The cashier chuckled and rang up their total. “You been talkin’ to Guido. He’s a crazy one, that Guido.”
He started to return to their table, but Fanny whispered, “I left the tip.”
“Backwards,” he told her. “Remember, we’ve got to walk backwards.” He took an awkward backward step toward the door.
“No,” Fanny whispered. “I won’t.” She caught his arm and spun him around.
Desperately he began, “You’ll be—”
“No, I won’t. The joke’s gone far enough.” She tugged at his arm.
Lara was standing across the street, snow blowing past her face as she studied the restaurant. He started toward her, and as he did he heard Mama Capini call, “Arrivederci!” behind them. At the edge of vision he saw Fanny look back, wave, and smile as she stepped through the door.
Then he was on the street, and alone. Snowflakes sparkled in the sun, blown from the rooftops by a spring wind. Lara had already turned away; as he watched, she vanished through the revolving door of a fur store.

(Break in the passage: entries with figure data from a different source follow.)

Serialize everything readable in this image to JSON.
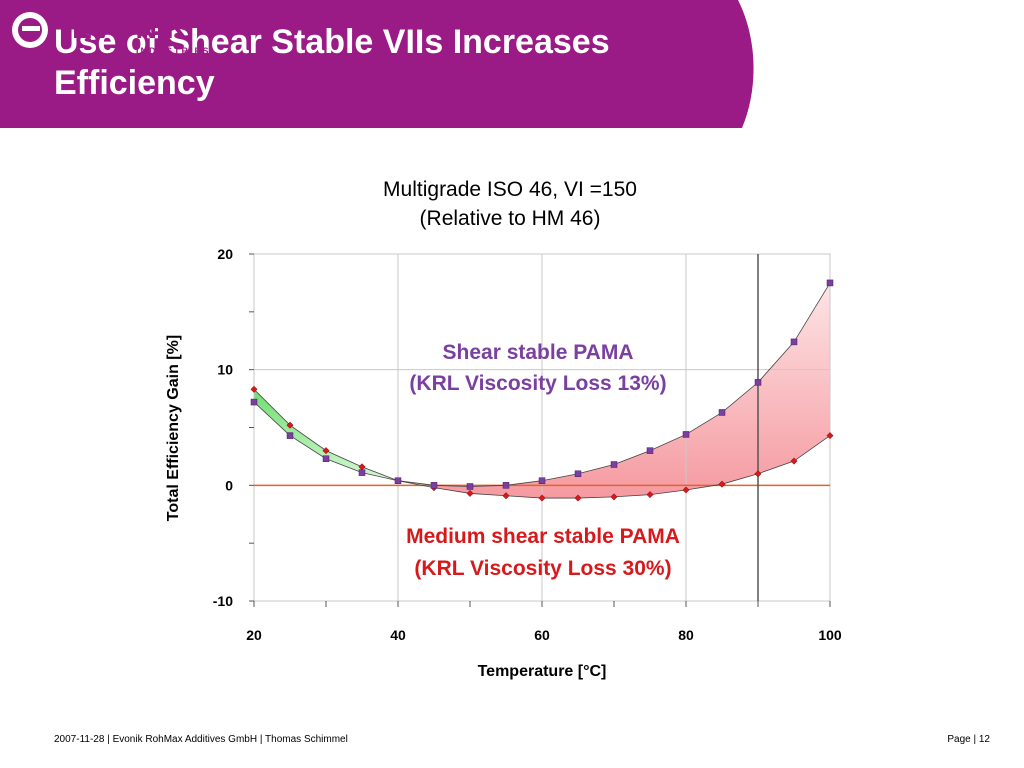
{
  "slide": {
    "title": "Use of Shear Stable VIIs Increases\nEfficiency",
    "brand_color": "#9b1b86",
    "logo": {
      "name": "EVONIK",
      "sub": "INDUSTRIES"
    }
  },
  "footer": {
    "left": "2007-11-28 | Evonik RohMax Additives GmbH | Thomas Schimmel",
    "right": "Page | 12"
  },
  "chart_data": {
    "type": "line",
    "title": "Multigrade ISO 46, VI =150",
    "subtitle": "(Relative to HM 46)",
    "xlabel": "Temperature [°C]",
    "ylabel": "Total Efficiency Gain [%]",
    "xlim": [
      20,
      100
    ],
    "ylim": [
      -10,
      20
    ],
    "xticks": [
      20,
      40,
      60,
      80,
      100
    ],
    "yticks": [
      -10,
      0,
      10,
      20
    ],
    "grid": true,
    "x": [
      20,
      25,
      30,
      35,
      40,
      45,
      50,
      55,
      60,
      65,
      70,
      75,
      80,
      85,
      90,
      95,
      100
    ],
    "series": [
      {
        "name": "Shear stable PAMA",
        "label_line2": "(KRL Viscosity Loss 13%)",
        "color": "#7b3fa0",
        "values": [
          7.2,
          4.3,
          2.3,
          1.1,
          0.4,
          0.0,
          -0.1,
          0.0,
          0.4,
          1.0,
          1.8,
          3.0,
          4.4,
          6.3,
          8.9,
          12.4,
          17.5
        ]
      },
      {
        "name": "Medium shear stable PAMA",
        "label_line2": "(KRL Viscosity Loss 30%)",
        "color": "#d7191c",
        "values": [
          8.3,
          5.2,
          3.0,
          1.6,
          0.4,
          -0.2,
          -0.7,
          -0.9,
          -1.1,
          -1.1,
          -1.0,
          -0.8,
          -0.4,
          0.1,
          1.0,
          2.1,
          4.3
        ]
      }
    ],
    "zero_line_color": "#e8612c",
    "highlight_x": 90,
    "fill_above_color": "#66dd66",
    "fill_below_color": "#f59aa0"
  }
}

Recklessly he dashed into the traffic.
Brakes squealed. A white truck like a huge refrigerator on wheels slewed sideways until it nearly struck his shoulder with its own. Triumphantly, he leaped across the curb and straight-armed the revolving door.

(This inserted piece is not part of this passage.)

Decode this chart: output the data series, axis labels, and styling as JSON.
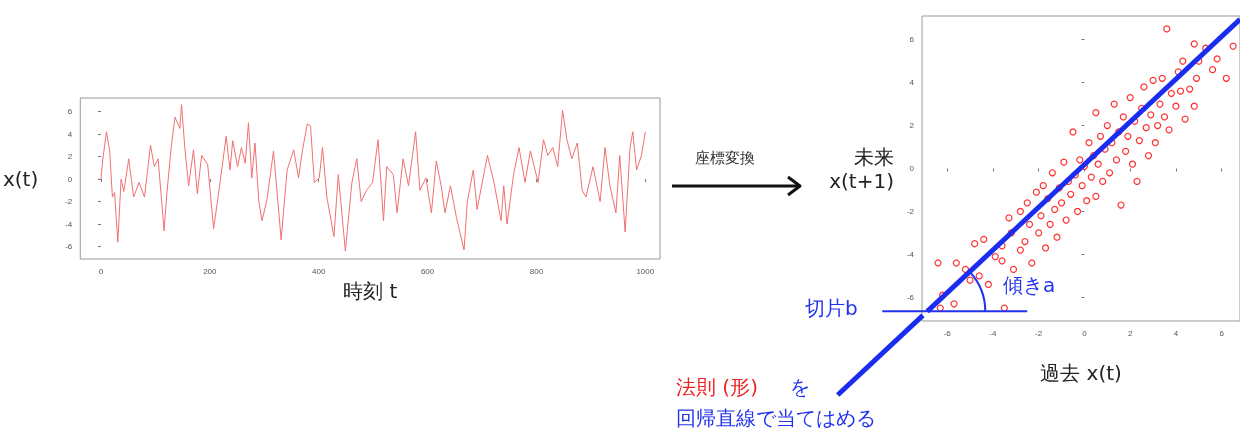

A sale was in progress; the furrier’s swarmed with women, many of them accompanied by husbands variously impatient. He raced among them, trying to decide whether Lara had worn a hat, whether her lovely hair had been on her shoulders or piled upon her head to form the covering he half recalled having seen while Fanny faded like a cheap photo at his side.
Twice he pushed his way completely around the store. Women were everywhere, with and without hats; none was Lara.

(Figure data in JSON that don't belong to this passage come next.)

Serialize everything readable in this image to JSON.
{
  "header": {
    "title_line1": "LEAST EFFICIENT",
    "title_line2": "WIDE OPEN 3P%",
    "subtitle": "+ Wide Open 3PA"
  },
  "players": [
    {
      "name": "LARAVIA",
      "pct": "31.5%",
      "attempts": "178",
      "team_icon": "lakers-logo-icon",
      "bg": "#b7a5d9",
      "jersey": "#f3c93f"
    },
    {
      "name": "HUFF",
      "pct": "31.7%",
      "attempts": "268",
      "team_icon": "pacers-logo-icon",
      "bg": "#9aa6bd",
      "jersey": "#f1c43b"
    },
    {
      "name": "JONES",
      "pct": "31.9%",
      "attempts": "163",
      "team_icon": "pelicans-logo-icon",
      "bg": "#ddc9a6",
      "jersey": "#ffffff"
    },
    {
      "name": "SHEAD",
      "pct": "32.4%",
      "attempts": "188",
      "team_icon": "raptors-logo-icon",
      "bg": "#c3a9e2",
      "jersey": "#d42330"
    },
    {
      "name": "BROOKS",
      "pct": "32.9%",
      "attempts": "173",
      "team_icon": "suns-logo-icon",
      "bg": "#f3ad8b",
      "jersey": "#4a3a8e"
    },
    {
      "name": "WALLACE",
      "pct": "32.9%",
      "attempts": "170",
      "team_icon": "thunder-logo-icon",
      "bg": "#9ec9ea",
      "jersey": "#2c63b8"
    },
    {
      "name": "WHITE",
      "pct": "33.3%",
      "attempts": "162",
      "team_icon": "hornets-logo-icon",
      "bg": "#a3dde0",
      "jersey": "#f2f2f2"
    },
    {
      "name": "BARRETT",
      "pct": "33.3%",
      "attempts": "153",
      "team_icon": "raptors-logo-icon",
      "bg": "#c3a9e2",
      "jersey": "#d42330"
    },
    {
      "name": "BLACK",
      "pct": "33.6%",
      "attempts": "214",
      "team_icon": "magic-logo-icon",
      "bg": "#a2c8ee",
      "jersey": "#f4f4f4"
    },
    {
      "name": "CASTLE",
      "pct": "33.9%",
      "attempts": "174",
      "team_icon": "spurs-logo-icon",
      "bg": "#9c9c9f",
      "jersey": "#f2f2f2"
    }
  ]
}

In desperation he snatched away a clerk, rescuing her from an angry-looking customer with blue hair who was disparaging two coats to her in tandem. He described Lara as well as he could.
The clerk shook her head. “Have you tried upstairs?”
He stared at her.
“In the salon.” The clerk lowered her voice. “The more expensive things are up there, and they get a better class of people.”
A pokey elevator carried him to the second floor, wheezing like an asthmatic old man. Here the carpets were white and the lights seemed touched with blue. He located a male clerk and described Lara again, adding that it was extremely urgent that he speak to her.
The clerk asked frostily, “You don’t by any chance recall the young lady’s name?”
“Lara Morgan,” he said. “She sometimes uses the name Laura Nomos.”
The clerk did not turn a hair. “Then if you’ll come with me, sir, I can examine the book for today and tell you whether she’s been here.”
They went to the back of the store, where a ledger lay open on a desk. The clerk studied its pages. “Ms. Morgan was indeed here today, sir. At eleven thirty.” The clerk glanced at his watch. “It’s now nearly eleven forty, so I would imagine she’s left the store. Ms. Morgan left her coat with us for cleaning and storage, as I believe she always does.”
A tiny flower of hope blossomed in him. He asked, “She’ll come for it, then, in the fall?”
“Or send someone, sir, if she wants it taken from storage.” The clerk flipped pages. “Here we are, sir. She picked it up last October. But it had been with us for twenty-six months, sir.”